Patrick smiled when he heard that, pleased to see that his mother was feeling combative again. That was the best part of her, he sometimes thought: the part that had not been much in evidence for the last few years, since her return to Britain.

“She means it, as well,” he said to Rowena, as they walked down the corridor together. “She's going to give him one of her bollockings.”

“What does Michael do, anyway?” Rowena asked. “I couldn't understand a word he was saying on the phone.”

“I'm not sure what kind of company he's running at the moment. They're called Meniscus.
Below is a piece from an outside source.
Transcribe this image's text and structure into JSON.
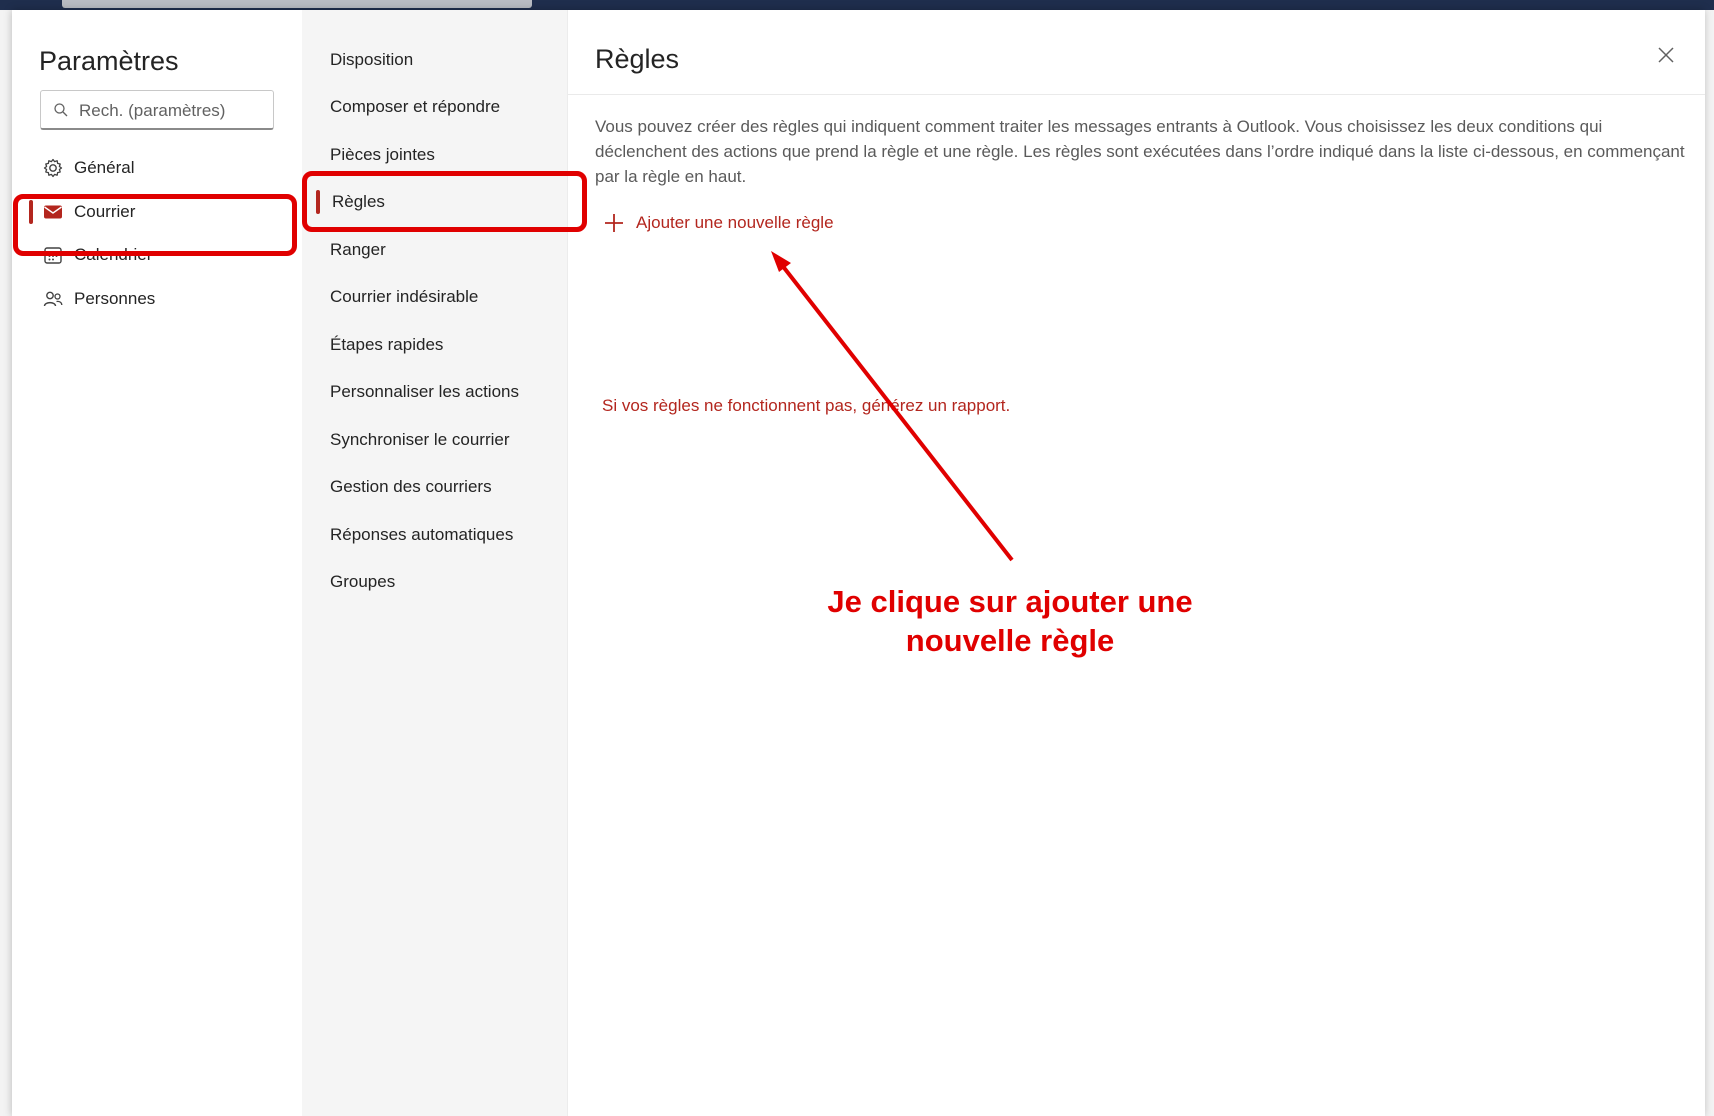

Something to do with plastics, I think.” Patrick searched his pockets, suddenly anxious, until his fingers lighted upon his passport. “Sounded like they were trying to draft a press release, didn't it? I heard him saying something about consolidation and rationalizing. That's management-speak for closing down factories and putting people on the dole. I expect they're trying to find a gentle way of breaking it to the papers.”
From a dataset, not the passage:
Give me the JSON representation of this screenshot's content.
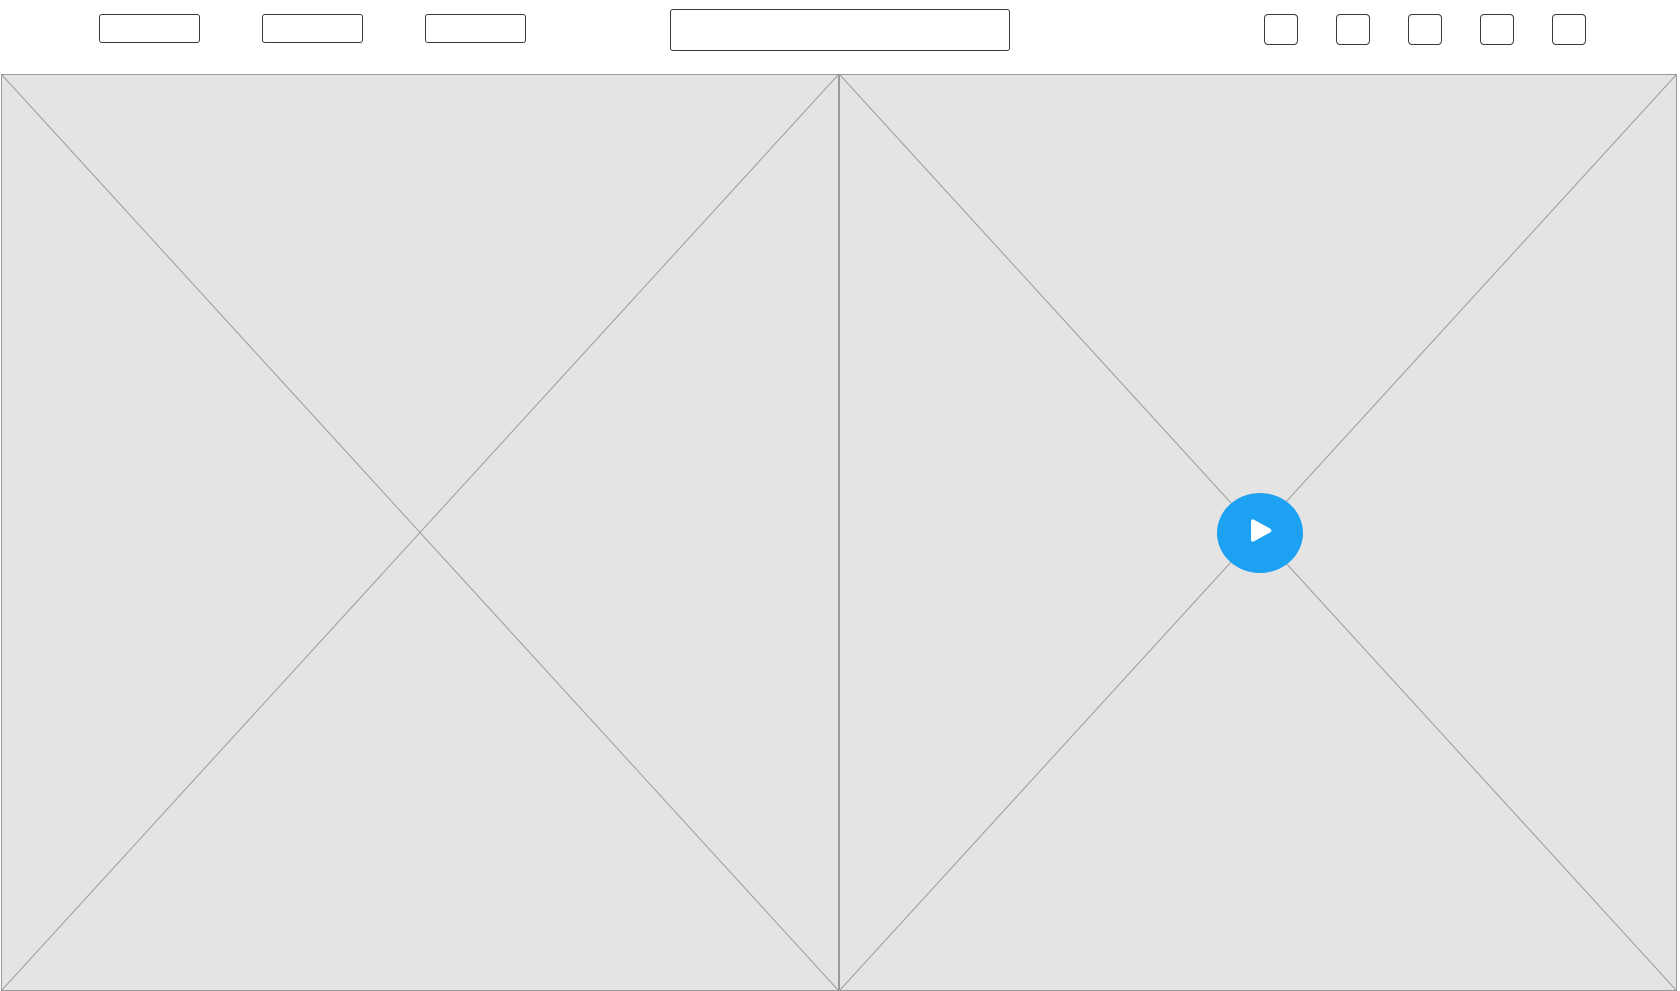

While Michael continued his latest telephone call, accompanied by ever more impatient searches through the papers in his attaché case, and occasional calculations tapped out briskly on his palmtop, Claire kept one eye on the departures screen (which showed that the last call for their flight had come up five minutes ago) and rehearsed what she was going to say to him.

This is ludicrous, she would begin. How are we ever going to get to know each other, how are we ever going to
relate
to each other in a meaningful way, if you can't even put your work aside on holiday, if you can't even make the time to spend a few minutes talking to my son when you first meet him? And she would attempt to extract, as a condition of their continuing to see each other when this week was over, some sort of undertaking: that he would not spend this holiday on the telephone, that he would not hide himself away in some study for the next seven days, sending faxes and tinkering with balance sheets, while the rest of them were out scuba diving. She would present him with an ultimatum, confident that this was the sort of language he would understand. And confident, too—though she didn't know where this confidence came from, apart from her own instincts, which were usually sound—that he would not be angered or frightened off by this approach. There was a core of genuine feeling between them which he appreciated, even if it was at some deep level that he wasn't used to recognizing. She was sure of that.
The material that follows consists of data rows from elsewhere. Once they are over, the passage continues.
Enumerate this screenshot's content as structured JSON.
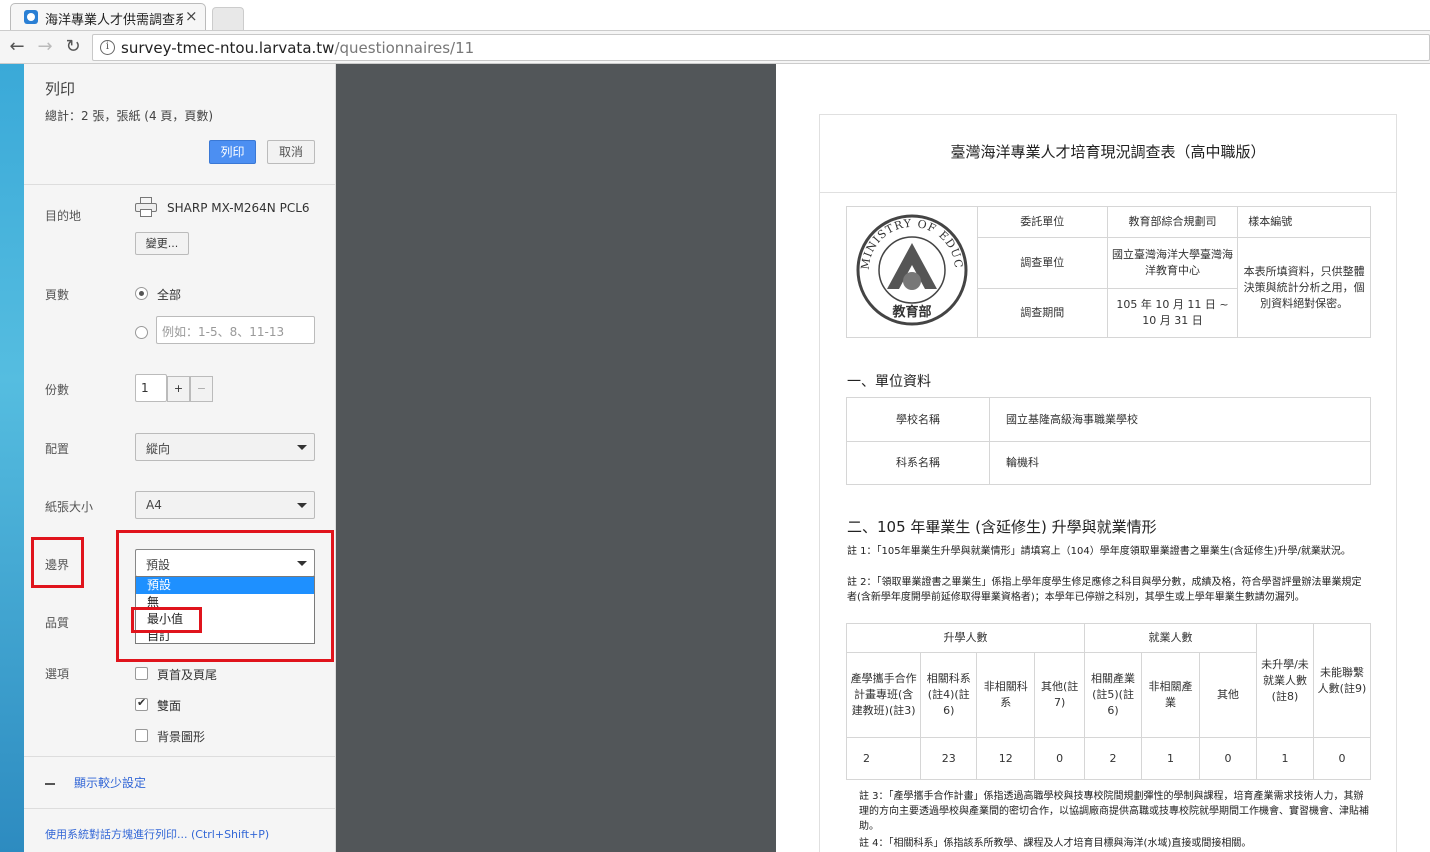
{
  "browser": {
    "tab_title": "海洋專業人才供需調查系",
    "url_host": "survey-tmec-ntou.larvata.tw",
    "url_path": "/questionnaires/11"
  },
  "print_panel": {
    "title": "列印",
    "summary": "總計：2 張，張紙 (4 頁，頁數)",
    "print_label": "列印",
    "cancel_label": "取消",
    "destination_label": "目的地",
    "printer_name": "SHARP MX-M264N PCL6",
    "change_label": "變更...",
    "pages_label": "頁數",
    "pages_all": "全部",
    "pages_placeholder": "例如：1-5、8、11-13",
    "copies_label": "份數",
    "copies_value": "1",
    "copies_plus": "+",
    "copies_minus": "−",
    "layout_label": "配置",
    "layout_value": "縱向",
    "paper_label": "紙張大小",
    "paper_value": "A4",
    "margins_label": "邊界",
    "margins_value": "預設",
    "margins_options": [
      "預設",
      "無",
      "最小值",
      "自訂"
    ],
    "quality_label": "品質",
    "options_label": "選項",
    "opt_header_footer": "頁首及頁尾",
    "opt_duplex": "雙面",
    "opt_background": "背景圖形",
    "fewer_settings": "顯示較少設定",
    "system_dialog": "使用系統對話方塊進行列印... (Ctrl+Shift+P)"
  },
  "document": {
    "title": "臺灣海洋專業人才培育現況調查表（高中職版）",
    "logo_text_arc": "MINISTRY OF EDUCATION",
    "logo_text_cn": "教育部",
    "info": {
      "commission_label": "委託單位",
      "commission_value": "教育部綜合規劃司",
      "sample_label": "樣本編號",
      "survey_unit_label": "調查單位",
      "survey_unit_value": "國立臺灣海洋大學臺灣海洋教育中心",
      "survey_period_label": "調查期間",
      "survey_period_value": "105 年 10 月 11 日 ~ 10 月 31 日",
      "privacy_note": "本表所填資料，只供整體決策與統計分析之用，個別資料絕對保密。"
    },
    "section1": "一、單位資料",
    "school_label": "學校名稱",
    "school_value": "國立基隆高級海事職業學校",
    "dept_label": "科系名稱",
    "dept_value": "輪機科",
    "section2": "二、105 年畢業生 (含延修生) 升學與就業情形",
    "note1": "註 1：「105年畢業生升學與就業情形」請填寫上（104）學年度領取畢業證書之畢業生(含延修生)升學/就業狀況。",
    "note2": "註 2：「領取畢業證書之畢業生」係指上學年度學生修足應修之科目與學分數，成績及格，符合學習評量辦法畢業規定者(含新學年度開學前延修取得畢業資格者)；本學年已停辦之科別，其學生或上學年畢業生數請勿漏列。",
    "stats": {
      "group_further": "升學人數",
      "group_employ": "就業人數",
      "col_coop": "產學攜手合作計畫專班(含建教班)(註3)",
      "col_related": "相關科系(註4)(註6)",
      "col_unrelated": "非相關科系",
      "col_other_edu": "其他(註7)",
      "col_related_ind": "相關產業(註5)(註6)",
      "col_unrelated_ind": "非相關產業",
      "col_other_emp": "其他",
      "col_not_further": "未升學/未就業人數(註8)",
      "col_unreachable": "未能聯繫人數(註9)",
      "values": [
        "2",
        "23",
        "12",
        "0",
        "2",
        "1",
        "0",
        "1",
        "0"
      ]
    },
    "note3": "註 3：「產學攜手合作計畫」係指透過高職學校與技專校院間規劃彈性的學制與課程，培育產業需求技術人力，其辦理的方向主要透過學校與產業間的密切合作，以協調廠商提供高職或技專校院就學期間工作機會、實習機會、津貼補助。",
    "note4": "註 4：「相關科系」係指該系所教學、課程及人才培育目標與海洋(水域)直接或間接相關。"
  },
  "colors": {
    "print_button": "#4c8ff2",
    "highlight_box": "#e0141c",
    "dropdown_selected": "#1e90ff",
    "preview_background": "#525659"
  }
}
“So how did it go?” Patrick asked a few minutes later, when she arrived at the check-in desk.

Claire was alone.

“I didn't get the chance to say anything,” she said. “He's gone back to the office. Said that the next few days were make or break and he couldn't trust anybody else to look after it. He's going to join us on Tuesday.”

“Promises, promises,” said Patrick. “Anyway, Rowena and I will be gone by then.” (They were not coming for the whole week, just the first three days.) He put his arm around Claire, and said: “Never mind, Mum.”

She returned the hug, and smiled an effortful smile. “Ah well,
c'est la vie.
Let's just get out there and enjoy ourselves, yeah? Get some of that Caribbean sunshine on our faces.”